The film zeroes in on a specific phenomenon — the effects of the radiation in cellphones when they are held against the side of your head. Cell phones emit a small amount of electromagnetic radiation when they transmit a signal, and the film asks whether or not that radiation has any effect on the human brain, the most sensitive area cell phones come in contact with.
As the film shows, most cellphone manufacturers include ass-covering disclaimers in their phone manuals, suggesting you keep your phone about an inch away from your face — an absurd request for someone who needed to, say, make a phone call. The radiation is real, but unlike health risks from tobacco, certain medicines, or cars, the warning has been relegated to fine print in small books that almost no one reads.


The biggest trouble with getting accurate research, Kunze said, is a tale as old as time in politics: lobbying money. For every independent research report that says there’s a tie between cellphone radiation and brain tumors, there’s an industry-sponsored report to refute it.

Additionally, CTIA-The Wireless Association has a tight grip on the FCC, which regulates both the media and cellphone radiation. When lawmakers in California tried to increase the visibility of radiation warning labels, the CTIA withdrew its annual convention from San Francisco and brought in executives from the top cellphone companies to block the legislation.
The film makes multiple allusions to the lobbying playbook of the tobacco industry when it first started to become clear that cigarettes are unhealthy, but Kunze doesn’t see tobacco as the best analogy.
“I think the better comparison is cars, which are another part of everyday life,” he said. “It was years before we put in airbags and seat belts, because we were blaming drivers for getting T-boned instead of focusing on what the industry could do.”
But plenty of people died in car accidents before that happened. When it comes to cellphones, it appears that we’re doing all right so far. After all, we haven’t seen incredible spikes in the number of brain tumors to correlate with the sudden ever-presence of cellphones.

The issue, Kunze says, is the threat to young kids. No generation before this one will have had cellphones since infancy, and developing brains are much more susceptible to electromagnetic radiation.
“Why not educate kids on this issue?” Kunze asks. “They’re the ones who are most vulnerable, and they’re the ones we’re experimenting on.”

Children born in the past few years will be the first generation with lifelong exposure to cellphone radiation. (Mobilize)

Kunze has been embedded in researching the issue for years, but when you speak to him, his claims often sound conspiratorial. He believes that suspicion around cellphone radiation has factored into the reasoning behind Facebook’s reluctance to get into the phone business, or why President Obama’s daughters don’t have phones (in fact, Malia has had one for years).
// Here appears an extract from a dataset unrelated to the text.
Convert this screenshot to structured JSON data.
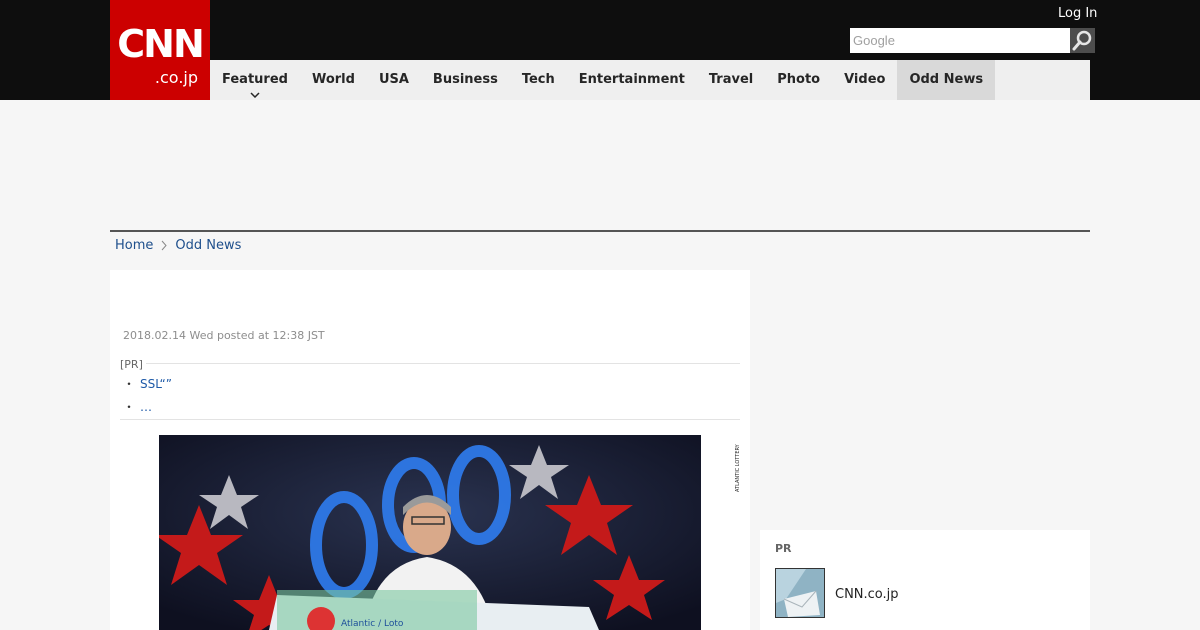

There are parts of the film where this over-reaching leads toward tinfoil-hat territory. One clip shows Virgin founder Richard Branson saying that he uses a headset because he’d rather keep dangerous cellphones away from his body and face. Mobilize points out that he later went on to establish Virgin Mobile and now does cellphone commercials, which raises the question: What does Richard Branson know that we don’t?

Probably nothing. The more likely explanation is that the early clip, filmed off-the-cuff in the back of a limo half a decade ago, caught him in a moment of speculation. It’s not clear that it’s ever something Branson cared very deeply about, or that he’s got some secret knowledge we’re not in on.
But to Kunze’s point, the problem is that nobody has anything approaching a definitive conclusion. As long as lobbying money is more powerful than our willingness to seriously look at the devices up in our pockets, we will continue to not know and make cynical jokes that our cellphones are killing us, instead of very seriously asking if they are.